The critical movement generally known as deconstruction centred on the instability and protean ambiguity of language. It owed its origins in part to the linguistic and other work of French philosophers and critics such as Ferdinand de Saussure, Michel Foucault, andJacques Derrida. Some of the earliest practitioners and devotees of the method in the United States were Geoffrey Hartmann, J. Hillis Miller, and Paul de Man, all of Yale University. Deconstruction stressed the extent to which “meaning” and “authorial intention” are virtually impossible to fix precisely. Translation and paraphrase are exercises in approximation at best. The implications of deconstruction for Shakespeare criticism have to do with language and its protean flexibility of meanings. Patricia Parker’s Shakespeare from the Margins: Language, Culture, Context (1996), for example, offers many brilliant demonstrations of this, one of which is her study of the word preposterous, a word she finds throughout the plays. It means literally behind for before, back for front, second for first, end or sequelfor beginning. It suggests the cart before the horse, the last first, and “arsie versie,” with obscene overtones. It is thus a term for disorder in discourse, in sexual relationships, in rights of inheritance, and much more. Deconstruction as a philosophical and critical movement aroused a good deal of animosity because it questioned the fixity of meaning in language. At the same time, however, deconstruction attuned readers to verbal niceties, to layers of meaning, to nuance. Late 20th-century and early 21st-century scholars were often revolutionary in their criticism of Shakespeare. To readers the result frequently appeared overly postmodern and trendy, presenting Shakespeare as a contemporary at the expense of more traditional values of tragic intensity, comic delight, and pure insight into the human condition.
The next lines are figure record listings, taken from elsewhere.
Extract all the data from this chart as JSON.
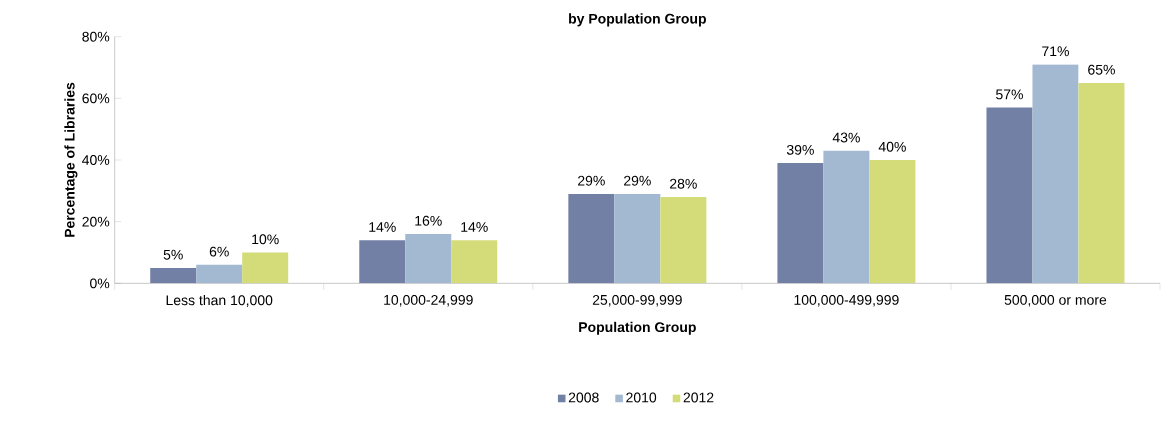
{
  "chart_data": {
    "type": "bar",
    "title": "by Population Group",
    "xlabel": "Population Group",
    "ylabel": "Percentage of Libraries",
    "categories": [
      "Less than 10,000",
      "10,000-24,999",
      "25,000-99,999",
      "100,000-499,999",
      "500,000 or more"
    ],
    "series": [
      {
        "name": "2008",
        "color": "#7380a6",
        "values": [
          5,
          14,
          29,
          39,
          57
        ],
        "value_labels": [
          "5%",
          "14%",
          "29%",
          "39%",
          "57%"
        ]
      },
      {
        "name": "2010",
        "color": "#a3b9d1",
        "values": [
          6,
          16,
          29,
          43,
          71
        ],
        "value_labels": [
          "6%",
          "16%",
          "29%",
          "43%",
          "71%"
        ]
      },
      {
        "name": "2012",
        "color": "#d4dc7a",
        "values": [
          10,
          14,
          28,
          40,
          65
        ],
        "value_labels": [
          "10%",
          "14%",
          "28%",
          "40%",
          "65%"
        ]
      }
    ],
    "ylim": [
      0,
      80
    ],
    "yticks": [
      {
        "value": 0,
        "label": "0%"
      },
      {
        "value": 20,
        "label": "20%"
      },
      {
        "value": 40,
        "label": "40%"
      },
      {
        "value": 60,
        "label": "60%"
      },
      {
        "value": 80,
        "label": "80%"
      }
    ],
    "grid": false,
    "legend": "bottom"
  }
}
No doubt some of this criticism, as well as some older criticism, was too obscure and ideologically driven. Yet deconstructionists and feminists, for example, at their best portray a Shakespeare of enduring greatness. His durability is demonstrable in the very fact that so much modern criticism, despite its mistrust of canonical texts written by “dead white European males,” turns to the eyes of many feminist critics, he portrays women with the kind of fullness and depth found in authors such as Virginia Woolf and George Eliot.

CONCLUSION

In this paper we found that Shakespeare’s most primitive catastrophe is a play renowned for its spear and spectacular aggression. Titus Andronicus Lavinia is the demonstration of the play, and her demonstration is created only during the terminology of the other characters.

REFERENCES

  • Bloom, H. (1999) Shakespeare: The Invention of the Human. New York: Riverhead Books.
  • Bermel, A. (2000) Shakespeare at the Moment: Playing the Comedies: Portsmouth, New Hampshire: Heinemann
  • Burnett, M. (ed.) (1994) New Essays on Hamlet. New York: AMS Press.